Hernandez’s attorney, John Thompson, argued that neither his client's cause of death nor any assumed motives should apply to the law.
He also noted there was no precedent in any other ruling on the issue that called for abatement not to be granted in a similar situation.
“[The original Lloyd ruling] is not a final conviction,” Thompson said, even though a jury convicted Hernandez of murder. “And that’s what matters.”
Prosecutor Patrick Bomberg argued otherwise.
Bomberg argued that Hernandez chose to die, thus making a conscious decision to forfeit his appeal as a means of being cleared.
This is supported by the suicide note to Shayanna Jenkins that basically says as much, and was never, he says, the intent of the law.
According to a state police report, Hernandez even mentioned to an unnamed fellow inmate that he was aware of the abatement law.
In one of his suicide notes, he allegedly wrote "YOURE RICH" to Jenkins (above), his fiancee and the father of his four-year-old daughter.
“The defendant should not be able to accomplish in death what he could not accomplish in life,” Bomberg said of Hernandez's efforts.
At stake is not just Hernandez’s criminal record, which is a moot point now, but his potential monetary payouts from the NFL franchise.
The Patriots may no longer be able to withhold money owed on his contract due to a conviction for murder, as they have been doing.
“We are arguing there is a motive to [commit suicide],” Bomberg said, noting the financial benefits; Garsh summarily dismissed that point.
“This court cannot know why Hernandez took his life,” Garsh said, citing other possible motives, including the athlete's increased spirituality.
She also noted that other inmates heard via a Boston radio show that Hernandez might be gay or bisexual and trying to hide that.
Also complicating matters is that if the Hernandez estate does get paid, the family of Odin Lloyd still has a wrongful death civil suit pending.
They, in turn, may be able to access any or all money the Hernandez estate gets, if it comes to that (the Patriots are expected to fight this).
The families of Daniel de Abreu and Safiro Furtado, whom Hernandez was acquitted of murdering in 2012, may also be suing his estate.

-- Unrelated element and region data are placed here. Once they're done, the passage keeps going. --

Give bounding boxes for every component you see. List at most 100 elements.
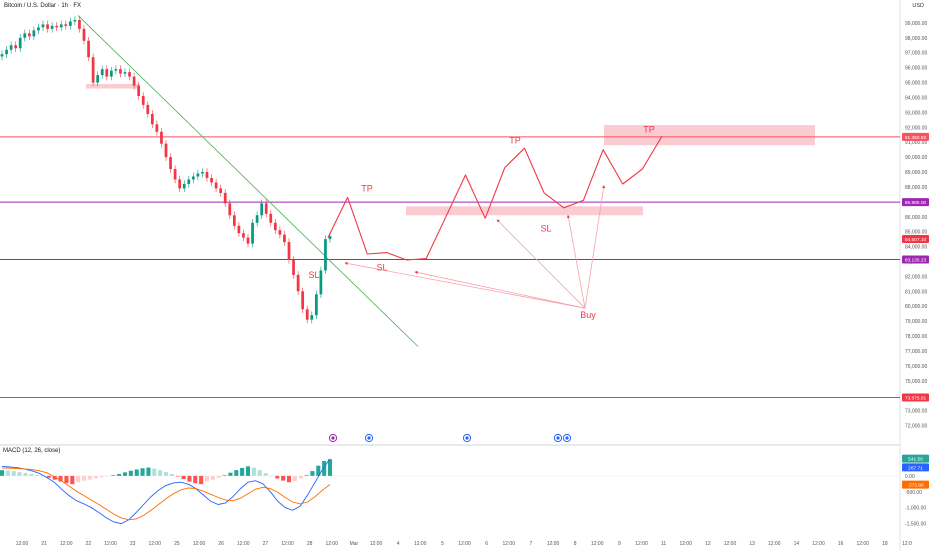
y-tick-label: 75,000.00 — [905, 379, 927, 385]
macd-histogram-bar — [251, 467, 256, 476]
x-tick-label: 4 — [397, 541, 400, 547]
event-marker-dot — [367, 436, 371, 440]
macd-histogram-bar — [257, 470, 262, 476]
x-tick-label: 12:00 — [635, 541, 648, 547]
candle-body — [14, 45, 18, 49]
macd-histogram-bar — [64, 475, 69, 484]
macd-y-tick-label: 0.00 — [905, 474, 915, 480]
x-tick-label: 25 — [174, 541, 180, 547]
macd-badge-2 — [902, 480, 929, 489]
x-tick-label: 9 — [618, 541, 621, 547]
candle-body — [242, 233, 245, 238]
macd-histogram-bar — [216, 475, 221, 478]
candle-body — [305, 309, 309, 320]
candle-body — [146, 104, 150, 114]
macd-histogram-bar — [322, 460, 327, 476]
y-tick-label: 81,000.00 — [905, 289, 927, 295]
candle-body — [237, 225, 241, 234]
candle-body — [37, 27, 40, 31]
x-tick-label: 12:0 — [902, 541, 912, 547]
macd-histogram-bar — [163, 472, 169, 476]
x-tick-label: 28 — [307, 541, 313, 547]
candle-body — [109, 70, 113, 77]
x-tick-label: 12:00 — [281, 541, 294, 547]
x-tick-label: 12:00 — [414, 541, 427, 547]
x-tick-label: 12:00 — [104, 541, 117, 547]
candle-body — [182, 183, 186, 189]
macd-histogram-bar — [158, 470, 163, 476]
macd-histogram-bar — [40, 475, 46, 477]
candle-body — [169, 157, 172, 170]
level-badge-text: 84,507.10 — [905, 237, 927, 243]
x-tick-label: 7 — [529, 541, 532, 547]
candle-body — [273, 222, 277, 231]
buy-arrow — [566, 214, 586, 309]
annotation-stop-loss: SL — [376, 262, 387, 272]
y-tick-label: 93,000.00 — [905, 110, 927, 116]
macd-histogram-bar — [245, 466, 251, 476]
macd-histogram-bar — [105, 475, 110, 477]
annotation-take-profit: TP — [643, 125, 655, 135]
candle-body — [228, 203, 232, 216]
y-tick-label: 89,000.00 — [905, 170, 927, 176]
candle-body — [205, 172, 209, 178]
macd-histogram-bar — [275, 475, 280, 479]
level-badge-text: 91,360.82 — [905, 135, 927, 141]
x-tick-label: Mar — [350, 541, 359, 547]
macd-histogram-bar — [111, 475, 116, 476]
candle-body — [201, 172, 204, 174]
candle-body — [219, 188, 223, 193]
x-tick-label: 12:00 — [458, 541, 471, 547]
x-tick-label: 5 — [441, 541, 444, 547]
macd-y-tick-label: -500.00 — [905, 490, 922, 496]
macd-badge-0 — [902, 454, 929, 463]
y-tick-label: 72,000.00 — [905, 424, 927, 430]
candle-body — [141, 95, 145, 105]
level-badge-3 — [902, 255, 929, 264]
x-tick-label: 12:00 — [547, 541, 560, 547]
macd-histogram-bar — [316, 465, 321, 476]
candle-body — [160, 131, 163, 144]
x-tick-label: 11 — [661, 541, 666, 547]
candle-body — [155, 124, 159, 132]
candle-body — [137, 85, 141, 96]
candle-body — [223, 192, 227, 204]
level-badge-text: 73,875.91 — [905, 396, 927, 402]
level-badge-2 — [902, 235, 929, 244]
candle-body — [27, 33, 31, 37]
x-tick-label: 21 — [41, 541, 47, 547]
x-tick-label: 23 — [130, 541, 136, 547]
event-marker-dot — [565, 436, 569, 440]
macd-histogram-bar — [117, 473, 122, 476]
buy-arrow — [344, 261, 586, 309]
candle-body — [119, 69, 122, 74]
macd-histogram-bar — [0, 470, 5, 476]
macd-histogram-bar — [181, 475, 186, 480]
y-tick-label: 79,000.00 — [905, 319, 927, 325]
x-tick-label: 12:00 — [812, 541, 825, 547]
y-tick-label: 97,000.00 — [905, 51, 927, 57]
candle-body — [132, 76, 136, 86]
candle-body — [314, 294, 318, 316]
candle-body — [269, 213, 273, 223]
macd-histogram-bar — [35, 474, 40, 476]
x-tick-label: 18 — [882, 541, 888, 547]
x-tick-label: 22 — [86, 541, 92, 547]
candle-body — [114, 69, 118, 71]
macd-histogram-bar — [134, 469, 139, 476]
macd-histogram-bar — [286, 475, 292, 483]
macd-histogram-bar — [76, 475, 81, 483]
candle-body — [23, 33, 27, 38]
candle-body — [292, 260, 295, 275]
y-tick-label: 84,000.00 — [905, 245, 927, 251]
macd-histogram-bar — [240, 467, 245, 476]
event-marker-dot — [465, 436, 469, 440]
x-tick-label: 6 — [485, 541, 488, 547]
candle-body — [328, 236, 332, 240]
candle-body — [0, 54, 4, 57]
y-tick-label: 77,000.00 — [905, 349, 927, 355]
macd-line — [1, 458, 331, 525]
macd-histogram-bar — [99, 475, 104, 478]
level-badge-4 — [902, 393, 929, 402]
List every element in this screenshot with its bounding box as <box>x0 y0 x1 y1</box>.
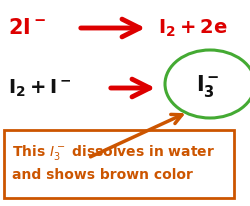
Bar <box>4 130 234 198</box>
Text: and shows brown color: and shows brown color <box>12 168 193 182</box>
Text: This $I_3^-$ dissolves in water: This $I_3^-$ dissolves in water <box>12 143 215 162</box>
Text: $\mathbf{I_2 + 2e}$: $\mathbf{I_2 + 2e}$ <box>158 17 228 39</box>
Text: $\mathbf{I_3^-}$: $\mathbf{I_3^-}$ <box>196 73 220 99</box>
Text: $\mathbf{I_2 + I^-}$: $\mathbf{I_2 + I^-}$ <box>8 77 72 99</box>
Text: $\mathbf{2I^-}$: $\mathbf{2I^-}$ <box>8 18 46 38</box>
Ellipse shape <box>165 50 250 118</box>
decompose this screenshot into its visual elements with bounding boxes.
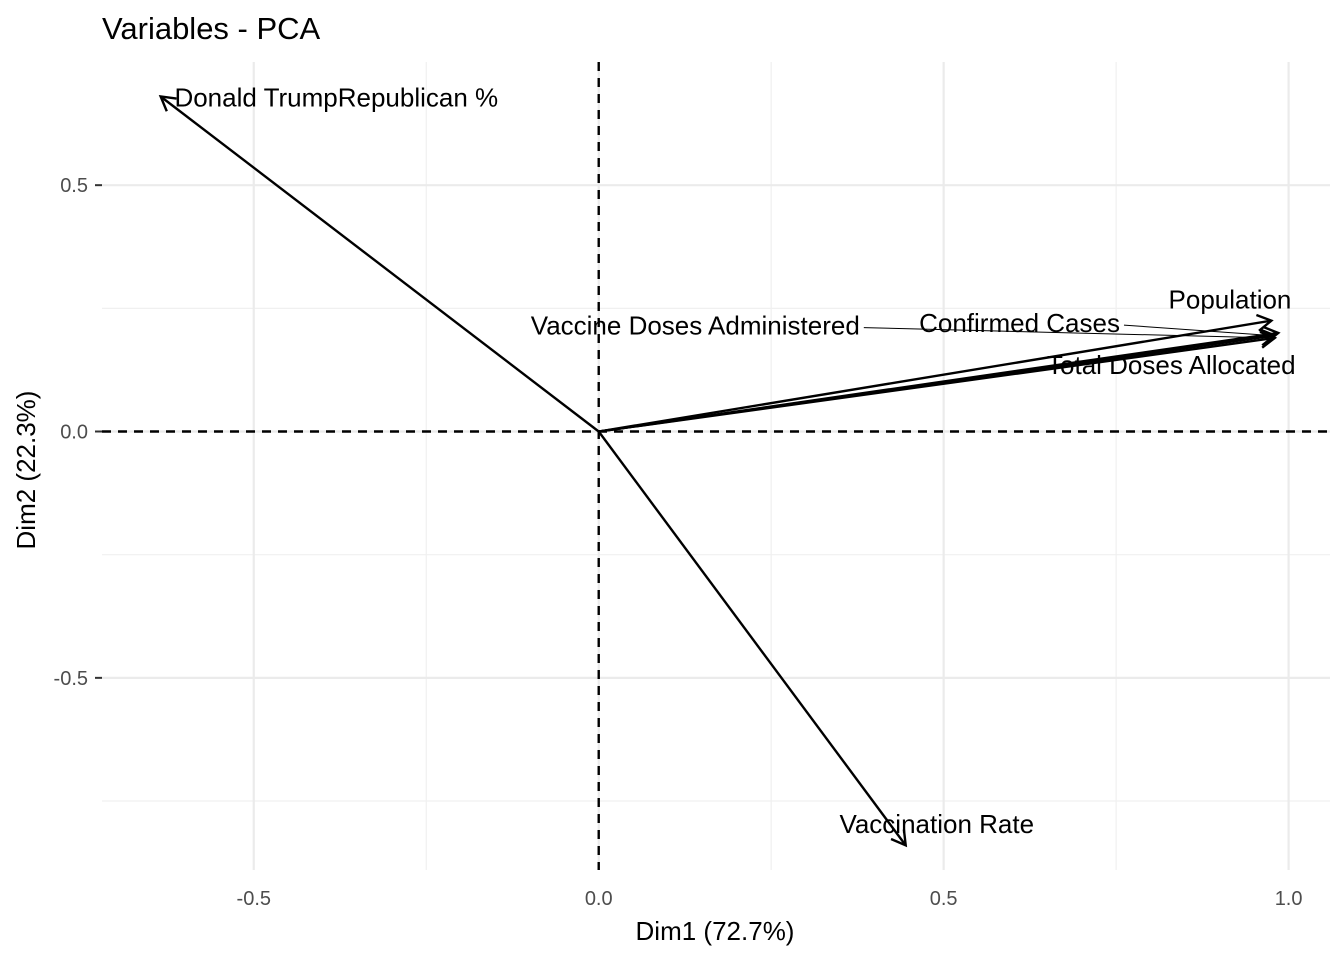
label-total-doses-allocated: Total Doses Allocated: [1047, 350, 1296, 380]
grid: [102, 62, 1330, 870]
arrowhead-vaccination-rate: [890, 829, 908, 848]
axes: -0.5 0.0 0.5 1.0 -0.5 0.0 0.5: [54, 175, 1303, 910]
y-tick-label: 0.5: [60, 175, 88, 197]
x-tick-label: 0.0: [585, 888, 613, 910]
reference-lines: [102, 62, 1330, 870]
y-tick-label: -0.5: [54, 668, 88, 690]
label-vaccine-doses-administered: Vaccine Doses Administered: [531, 311, 860, 341]
arrow-vaccination-rate: [597, 430, 907, 847]
label-population: Population: [1169, 284, 1292, 314]
chart-title: Variables - PCA: [102, 11, 321, 46]
x-axis-title: Dim1 (72.7%): [636, 916, 795, 946]
label-donald-trumprepublican: Donald TrumpRepublican %: [174, 82, 498, 112]
x-tick-label: -0.5: [237, 888, 271, 910]
variable-labels: Donald TrumpRepublican %PopulationConfir…: [174, 82, 1295, 839]
x-tick-label: 1.0: [1275, 888, 1303, 910]
arrowhead-population: [1255, 313, 1274, 332]
variable-arrows: [158, 95, 1281, 848]
x-tick-label: 0.5: [930, 888, 958, 910]
arrow-population: [598, 319, 1272, 433]
leader-confirmed-cases: [1123, 324, 1271, 336]
arrowhead-total-doses-allocated: [1262, 325, 1281, 344]
label-vaccination-rate: Vaccination Rate: [839, 809, 1034, 839]
leader-vaccine-doses-administered: [863, 327, 1271, 339]
arrow-donald-trumprepublican: [159, 95, 600, 433]
y-axis-title: Dim2 (22.3%): [11, 391, 41, 550]
arrow-total-doses-allocated: [598, 331, 1279, 433]
arrowhead-donald-trumprepublican: [158, 95, 177, 112]
y-tick-label: 0.0: [60, 422, 88, 444]
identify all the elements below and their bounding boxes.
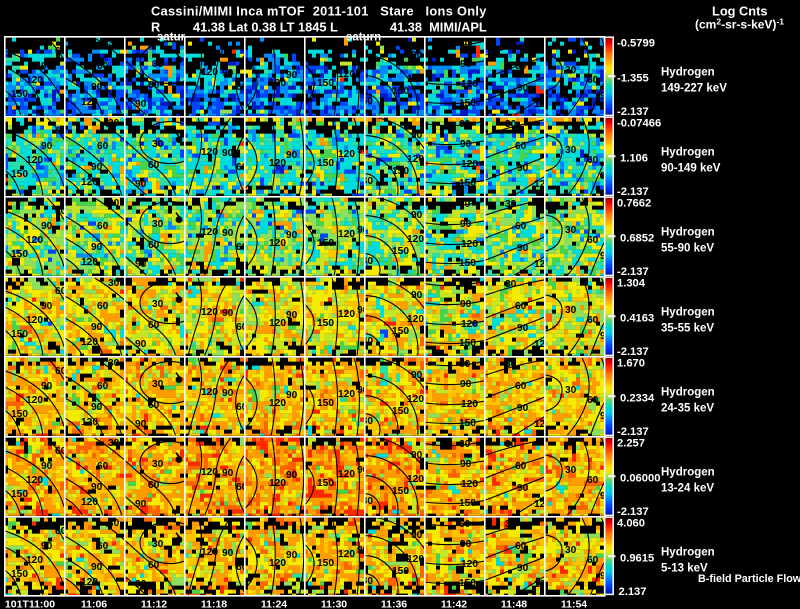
svg-text:55-90 keV: 55-90 keV — [661, 243, 714, 255]
svg-text:4.060: 4.060 — [617, 518, 645, 530]
svg-text:11:48: 11:48 — [501, 599, 527, 609]
svg-text:Hydrogen: Hydrogen — [661, 547, 715, 559]
svg-text:Hydrogen: Hydrogen — [661, 67, 715, 79]
svg-text:101T11:00: 101T11:00 — [5, 599, 55, 609]
svg-text:satur: satur — [157, 32, 186, 44]
svg-text:11:42: 11:42 — [441, 599, 467, 609]
svg-text:0.06000: 0.06000 — [620, 472, 660, 484]
svg-text:Cassini/MIMI Inca mTOF 2011-1: Cassini/MIMI Inca mTOF 2011-101 Stare Io… — [151, 4, 487, 19]
svg-text:149-227 keV: 149-227 keV — [661, 83, 727, 95]
svg-text:Hydrogen: Hydrogen — [661, 387, 715, 399]
svg-text:(cm2-sr-s-keV)-1: (cm2-sr-s-keV)-1 — [695, 17, 784, 32]
svg-text:-0.5799: -0.5799 — [617, 38, 655, 50]
svg-text:11:24: 11:24 — [261, 599, 287, 609]
svg-text:41.38 MIMI/APL: 41.38 MIMI/APL — [390, 20, 487, 35]
svg-text:13-24 keV: 13-24 keV — [661, 483, 714, 495]
svg-text:Log Cnts: Log Cnts — [712, 4, 767, 19]
svg-text:0.4163: 0.4163 — [620, 312, 654, 324]
svg-text:-1.355: -1.355 — [617, 72, 649, 84]
svg-text:-2.137: -2.137 — [617, 266, 649, 278]
svg-text:saturn: saturn — [346, 32, 381, 44]
svg-text:90-149 keV: 90-149 keV — [661, 163, 721, 175]
svg-text:1.106: 1.106 — [620, 152, 648, 164]
svg-text:1.304: 1.304 — [617, 278, 646, 290]
svg-text:11:06: 11:06 — [81, 599, 107, 609]
svg-text:Hydrogen: Hydrogen — [661, 467, 715, 479]
svg-text:11:30: 11:30 — [321, 599, 347, 609]
svg-text:24-35 keV: 24-35 keV — [661, 403, 714, 415]
svg-text:11:12: 11:12 — [141, 599, 167, 609]
svg-text:5-13 keV: 5-13 keV — [661, 563, 708, 575]
svg-text:2.137: 2.137 — [619, 586, 647, 598]
svg-text:11:36: 11:36 — [381, 599, 407, 609]
svg-text:-2.137: -2.137 — [617, 346, 649, 358]
svg-text:Hydrogen: Hydrogen — [661, 307, 715, 319]
svg-text:0.2334: 0.2334 — [620, 392, 655, 404]
svg-text:B-field Particle Flow: B-field Particle Flow — [698, 573, 800, 585]
svg-text:Hydrogen: Hydrogen — [661, 227, 715, 239]
svg-text:2.257: 2.257 — [617, 438, 645, 450]
svg-text:-0.07466: -0.07466 — [617, 118, 661, 130]
svg-text:-2.137: -2.137 — [617, 426, 649, 438]
svg-text:0.6852: 0.6852 — [620, 232, 654, 244]
svg-text:0.7662: 0.7662 — [617, 198, 651, 210]
svg-text:41.38 Lat 0.38 LT 1845 L: 41.38 Lat 0.38 LT 1845 L — [193, 20, 338, 35]
svg-text:0.9615: 0.9615 — [620, 552, 654, 564]
svg-text:35-55 keV: 35-55 keV — [661, 323, 714, 335]
svg-text:11:54: 11:54 — [561, 599, 587, 609]
svg-text:-2.137: -2.137 — [617, 106, 649, 118]
svg-text:Hydrogen: Hydrogen — [661, 147, 715, 159]
svg-text:11:18: 11:18 — [201, 599, 227, 609]
svg-text:R: R — [151, 20, 160, 35]
svg-text:-2.137: -2.137 — [617, 506, 649, 518]
svg-text:1.670: 1.670 — [617, 358, 645, 370]
svg-text:-2.137: -2.137 — [617, 186, 649, 198]
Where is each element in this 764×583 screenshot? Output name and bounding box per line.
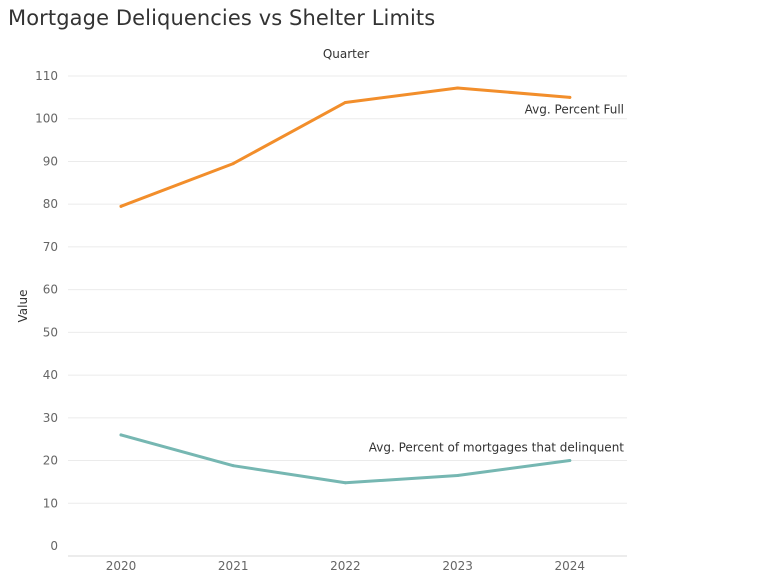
x-tick-label: 2021 (218, 559, 249, 573)
y-tick-label: 20 (43, 454, 58, 468)
y-tick-label: 50 (43, 325, 58, 339)
data-point (231, 464, 235, 468)
y-axis-title: Value (16, 290, 30, 323)
data-point (119, 433, 123, 437)
y-tick-label: 0 (50, 539, 58, 553)
series-lines (119, 86, 572, 485)
data-point (568, 459, 572, 463)
y-tick-label: 40 (43, 368, 58, 382)
x-axis-ticks: 2020 2021 2022 2023 2024 (106, 559, 585, 573)
data-point (568, 95, 572, 99)
x-tick-label: 2020 (106, 559, 137, 573)
series-label-2: Avg. Percent of mortgages that delinquen… (369, 441, 625, 455)
chart-title: Mortgage Deliquencies vs Shelter Limits (8, 6, 436, 30)
x-axis-title: Quarter (323, 47, 369, 61)
y-axis-ticks: 0 10 20 30 40 50 60 70 80 90 100 110 (35, 69, 58, 553)
data-point (343, 100, 347, 104)
y-tick-label: 10 (43, 496, 58, 510)
x-tick-label: 2022 (330, 559, 361, 573)
y-tick-label: 90 (43, 154, 58, 168)
y-tick-label: 70 (43, 240, 58, 254)
data-point (343, 481, 347, 485)
series-label-1: Avg. Percent Full (525, 102, 624, 116)
x-tick-label: 2024 (555, 559, 586, 573)
gridlines (68, 75, 627, 504)
x-tick-label: 2023 (442, 559, 473, 573)
y-tick-label: 30 (43, 411, 58, 425)
series-labels: Avg. Percent Full Avg. Percent of mortgag… (369, 102, 625, 454)
y-tick-label: 100 (35, 112, 58, 126)
data-point (456, 474, 460, 477)
series-line-1 (119, 86, 572, 208)
data-point (231, 162, 235, 166)
y-tick-label: 60 (43, 283, 58, 297)
data-point (119, 204, 123, 208)
data-point (456, 86, 460, 90)
y-tick-label: 110 (35, 69, 58, 83)
y-tick-label: 80 (43, 197, 58, 211)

A civil suit requires a lower standard of proof than a conviction in criminal court (see O.J. Simpson's $33 million judgment, for example).
Hernandez estate is currently valued at $0.00.
Lloyd’s mother and sister led a large group at the hearing of supporters for Lloyd, a former semi-pro football player and Boston landscaper.
That group included Shaneah Jenkins, Lloyd's former girlfriend and the sister of Shayanna Jenkins-Hernandez, who was not present.
The Lloyd supporters wept at the ruling.
After a lengthy trial, a Bristol County jury ruled in 2015 that Hernandez shot Lloyd six times in an industrial park less than a mile from his home.
The Bristol, Conn., native won a national title at the University of Florida and played three seasons with the Patriots, appearing in one Super Bowl.